Przejście graniczne Karkara z Kazachstanu do Kirgistanu
Poniżej znajdą się informacje
opisujące jak dostać się z Kegen do Kirgistanu, a dokładniej do
miasteczka Karakoł (Przewalsk).
pJak dostać się z Kegen na granicę?
Najprościej stanąć przy drodze A-362 i szukać dobrej okazji.
Oczywiście pełno jest taksówkarzy, którzy oferują podwózkę w
przeliczeniu za 100zł (tylko do granicy, nikt nie chciał zawieźć
do samego Karakoł – w sumie teraz już się nie dziwię). To dość
drogo jak za 20km, ale na szczęście nie brak chętnych
mieszkańców, którzy dorabiają sobie podwożąc ludzi w różne
miejsca za mniejsze ceny. Tak właśnie trafiliśmy na żęcha,
któremu drzwi same otwierały się na dziurach i w takim swojskim
klimacie dostaliśmy się do granicy w przeliczeniu za 35zł.
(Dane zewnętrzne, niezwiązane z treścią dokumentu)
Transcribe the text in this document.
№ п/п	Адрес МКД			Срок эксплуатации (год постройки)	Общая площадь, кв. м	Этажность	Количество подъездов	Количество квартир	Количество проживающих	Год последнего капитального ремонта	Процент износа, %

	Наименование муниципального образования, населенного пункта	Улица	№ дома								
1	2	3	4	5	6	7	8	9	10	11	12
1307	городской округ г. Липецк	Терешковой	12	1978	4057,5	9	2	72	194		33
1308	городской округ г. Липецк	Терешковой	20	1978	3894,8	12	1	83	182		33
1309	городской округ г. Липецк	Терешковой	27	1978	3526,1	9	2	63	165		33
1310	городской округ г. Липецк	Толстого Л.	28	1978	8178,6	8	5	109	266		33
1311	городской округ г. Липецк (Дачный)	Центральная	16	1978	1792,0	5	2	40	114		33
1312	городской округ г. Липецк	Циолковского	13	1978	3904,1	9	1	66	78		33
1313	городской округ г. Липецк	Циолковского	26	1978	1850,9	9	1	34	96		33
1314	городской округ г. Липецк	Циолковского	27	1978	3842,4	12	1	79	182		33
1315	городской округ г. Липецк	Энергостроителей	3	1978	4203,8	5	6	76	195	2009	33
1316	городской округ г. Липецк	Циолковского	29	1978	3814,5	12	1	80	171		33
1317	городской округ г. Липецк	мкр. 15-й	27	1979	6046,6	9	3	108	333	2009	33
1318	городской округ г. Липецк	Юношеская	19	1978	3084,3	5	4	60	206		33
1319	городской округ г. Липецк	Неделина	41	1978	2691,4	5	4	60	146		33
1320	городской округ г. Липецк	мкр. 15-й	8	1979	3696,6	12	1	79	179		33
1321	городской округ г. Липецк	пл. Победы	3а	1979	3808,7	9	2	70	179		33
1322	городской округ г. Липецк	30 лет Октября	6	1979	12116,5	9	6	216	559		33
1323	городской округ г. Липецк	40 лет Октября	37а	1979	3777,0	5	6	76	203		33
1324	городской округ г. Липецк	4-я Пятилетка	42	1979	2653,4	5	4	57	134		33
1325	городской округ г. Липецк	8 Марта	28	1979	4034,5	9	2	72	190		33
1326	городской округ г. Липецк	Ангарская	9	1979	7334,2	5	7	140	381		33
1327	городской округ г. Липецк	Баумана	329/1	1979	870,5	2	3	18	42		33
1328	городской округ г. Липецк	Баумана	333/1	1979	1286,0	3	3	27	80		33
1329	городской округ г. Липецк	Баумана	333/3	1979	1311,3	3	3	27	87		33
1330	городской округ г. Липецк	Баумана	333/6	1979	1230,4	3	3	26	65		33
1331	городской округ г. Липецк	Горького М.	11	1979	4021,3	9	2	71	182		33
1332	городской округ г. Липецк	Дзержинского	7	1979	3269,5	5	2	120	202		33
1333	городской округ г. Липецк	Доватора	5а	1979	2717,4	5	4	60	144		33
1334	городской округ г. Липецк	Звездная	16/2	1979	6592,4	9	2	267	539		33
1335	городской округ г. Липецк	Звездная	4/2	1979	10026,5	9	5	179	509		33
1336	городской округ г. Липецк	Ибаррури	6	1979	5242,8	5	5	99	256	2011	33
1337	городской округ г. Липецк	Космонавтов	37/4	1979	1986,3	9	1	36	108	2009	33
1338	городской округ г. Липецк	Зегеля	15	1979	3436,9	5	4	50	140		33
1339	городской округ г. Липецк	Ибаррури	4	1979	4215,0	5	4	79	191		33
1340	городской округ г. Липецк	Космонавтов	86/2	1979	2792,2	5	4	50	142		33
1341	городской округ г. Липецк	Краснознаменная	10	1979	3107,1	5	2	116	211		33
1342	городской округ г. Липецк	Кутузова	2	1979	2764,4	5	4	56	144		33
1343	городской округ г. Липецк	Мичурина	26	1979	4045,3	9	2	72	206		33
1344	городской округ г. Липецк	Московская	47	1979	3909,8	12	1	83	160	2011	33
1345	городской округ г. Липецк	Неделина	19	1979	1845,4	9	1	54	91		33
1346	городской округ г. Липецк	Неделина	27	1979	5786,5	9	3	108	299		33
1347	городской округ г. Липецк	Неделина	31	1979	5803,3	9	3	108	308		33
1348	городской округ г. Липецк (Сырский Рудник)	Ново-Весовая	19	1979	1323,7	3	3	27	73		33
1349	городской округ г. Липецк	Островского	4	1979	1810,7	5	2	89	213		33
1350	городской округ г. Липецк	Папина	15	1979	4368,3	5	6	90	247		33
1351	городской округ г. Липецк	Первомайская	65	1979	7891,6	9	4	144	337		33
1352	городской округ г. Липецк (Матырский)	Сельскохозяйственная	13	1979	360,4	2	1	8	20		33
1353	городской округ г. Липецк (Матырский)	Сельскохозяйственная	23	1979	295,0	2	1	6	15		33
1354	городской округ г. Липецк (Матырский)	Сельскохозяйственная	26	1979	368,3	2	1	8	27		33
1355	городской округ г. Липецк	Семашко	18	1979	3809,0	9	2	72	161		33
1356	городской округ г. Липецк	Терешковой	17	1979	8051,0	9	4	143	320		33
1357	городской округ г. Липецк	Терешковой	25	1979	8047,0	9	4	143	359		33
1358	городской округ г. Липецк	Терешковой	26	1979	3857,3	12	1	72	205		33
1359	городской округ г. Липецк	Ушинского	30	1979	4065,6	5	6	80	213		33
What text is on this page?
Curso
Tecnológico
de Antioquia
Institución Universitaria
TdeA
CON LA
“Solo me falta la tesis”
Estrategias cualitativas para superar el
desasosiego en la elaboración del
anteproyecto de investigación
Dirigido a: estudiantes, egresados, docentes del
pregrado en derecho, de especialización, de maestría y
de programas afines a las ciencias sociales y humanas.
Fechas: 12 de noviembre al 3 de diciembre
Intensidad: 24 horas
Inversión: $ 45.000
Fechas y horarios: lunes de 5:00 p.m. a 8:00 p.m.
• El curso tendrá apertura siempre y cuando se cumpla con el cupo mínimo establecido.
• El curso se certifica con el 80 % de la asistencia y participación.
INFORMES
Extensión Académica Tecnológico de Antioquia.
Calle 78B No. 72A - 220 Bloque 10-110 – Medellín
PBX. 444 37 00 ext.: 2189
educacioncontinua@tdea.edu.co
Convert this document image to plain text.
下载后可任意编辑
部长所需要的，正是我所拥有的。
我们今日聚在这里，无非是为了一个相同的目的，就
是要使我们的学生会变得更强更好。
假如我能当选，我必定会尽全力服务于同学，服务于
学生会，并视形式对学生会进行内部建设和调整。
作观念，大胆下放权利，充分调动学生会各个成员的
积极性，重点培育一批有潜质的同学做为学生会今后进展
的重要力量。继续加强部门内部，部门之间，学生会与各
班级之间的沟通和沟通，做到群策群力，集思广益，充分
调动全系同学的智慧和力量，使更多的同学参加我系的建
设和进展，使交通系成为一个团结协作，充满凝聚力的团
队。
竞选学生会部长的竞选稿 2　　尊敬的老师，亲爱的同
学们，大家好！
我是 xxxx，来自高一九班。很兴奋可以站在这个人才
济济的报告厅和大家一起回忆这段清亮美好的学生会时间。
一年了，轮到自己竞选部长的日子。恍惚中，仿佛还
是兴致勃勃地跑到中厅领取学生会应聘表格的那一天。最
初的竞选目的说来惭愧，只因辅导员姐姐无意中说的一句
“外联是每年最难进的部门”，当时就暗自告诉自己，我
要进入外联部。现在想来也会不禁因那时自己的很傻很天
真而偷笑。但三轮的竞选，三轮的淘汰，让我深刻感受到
Sezonowe przejście Karkara otwarte jest codziennie do godziny 18:00, więc planując jazdę autostopem należy wziąć pod uwagę kilka istotnych rzeczy. Po pierwsze prawie nikt tam nie jeździ i lepiej być na przejściu już rano, a co za tym idzie mieć większe szanse, że jednak ktoś pojedzie i a) będzie miał miejsce w samochodzie b) będzie chciał nas podwieźć c) pojedzie do większego miasta, a nie do wsi z której i tak będzie się ciężko wydostać. Nieco droższą (baaardzo droższą) opcją jest poproszenie o podwózkę Pana granicznika. Panowie mieszkają tam przez pół roku i w momencie, gdy jedni pracują, drudzy mają wolne i dorabiają jako taksówkarze. Kwota jaką sobie życzą wyrywa z butów. 100$ za 100km (czyli do Karakoł). Mimo tego, że przejście jest przepięknie położone wśród zielonych wzgórz, to wszyscy dobrze wiedzą że to piękno jest trochę zabójcze i nikt nie wydostanie się stamtąd bez pojazdu, chyba że lubi kilkudziesięcio godzinne wędrówki (w sumie nie brzmi najgorzej – jeśli ma się dużo czasu, jedzenia, picia i namiot). Wracając do panów z granicy – ostatecznie cenę można było stargować do 60$. Jeśli uzbiera się pełny samochód koszty oczywiście wychodzą znacznie mniejsze. Panowie tłumaczyli wysoką cenę tym, że i tak jesteśmy w czarnej d. oraz tym, że droga do Przewalska jest paskudna. W obu kwestiach mieli rację. Nie da się jednak ukryć, że jest tam bardzo klimatycznie i warto było poświęcić się dla tych widoków. Można zaobserwować małe wagony lub domki ukryte gdzieś na wzgórzach, a poza tym wszędzie ta niesamowita, głęboka zieleń...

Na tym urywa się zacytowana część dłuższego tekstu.